Hay palabras del diccionario que provocan en nosotros reacciones curiosas, una cadena de afinidades.

El término espiritualidad ofrece una cierta connotación despectiva, un sutil sentido negativo por su sintonía con una actitud evasiva frente a los compromisos de la realidad y de la vida.

A todos nos asalta alguna vez una crisis de indiferencia, un desinterés general por las cosas y las personas, incluidas las más cercanas, una noche oscura de la empatía y de la proximidad afectiva, un suelo de ceniza tras el brillo de la solidaridad y la alegría

¿Existe acaso una semejanza o afinidad entre esa espiritualidad desvaída y la indiferencia global hacia todo, incluidos nosotros mismos? Porque existe también el aliento de una espiritualidad encarnada, aterrizada, hecha con el dolor y la esperanza humanos, con la obstinación y mansedumbre de la paciencia, con la humildad de las personas sencillas.

Una espiritualidad que va más allá de la inercia y la inacción, que indaga en las raíces humanas y creyentes de la solidaridad para aplicarla a la vida cotidiana y a los grandes momentos de conflicto social. Una espiritualidad que desemboca en las diversas formas y expresiones del compromiso personal y colectivo. Una espiritualidad enriquecida por la contemplación de la belleza y adornada con la sabiduría del arte y de la vida.
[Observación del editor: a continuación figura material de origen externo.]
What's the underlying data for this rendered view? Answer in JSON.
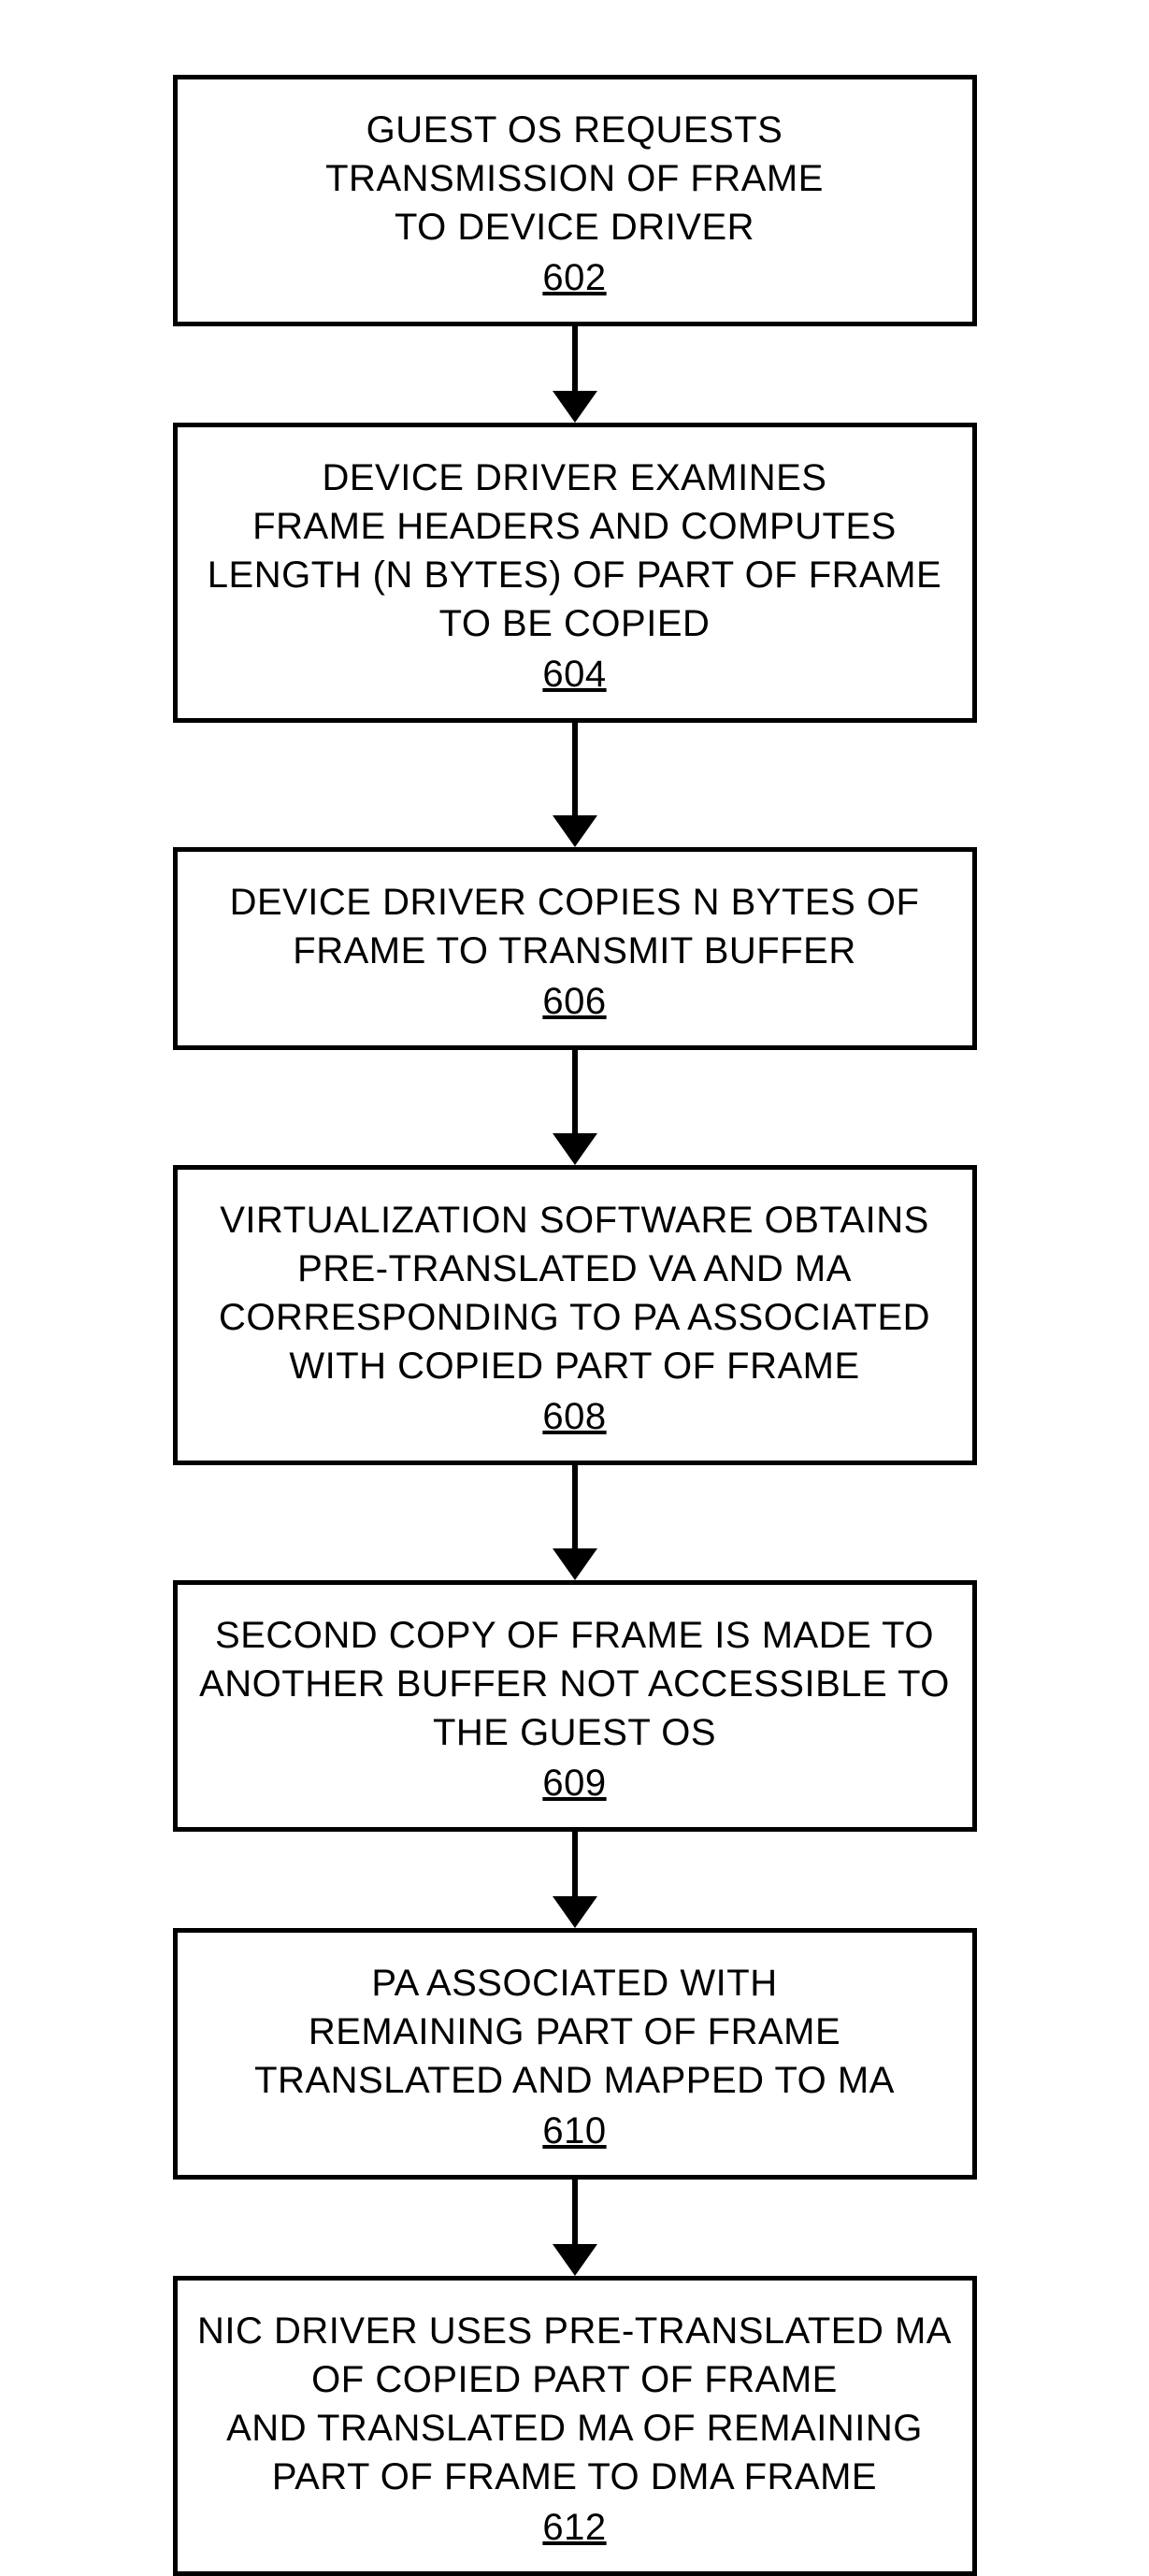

Así esta crisis de indiferencia se convierte gradualmente en aprendizaje y práctica del compromiso personal y social en sus más variadas formas, en respuesta generosa a las demandas de la vida concreta. Más allá de la monotonía cotidiana estamos abiertos a las punzadas del sufrimiento propio y ajeno y a las iluminaciones de la esperanza. Todo ello gracias a la voluntad sincera de abandonar la indiferencia para implicarnos en el compromiso.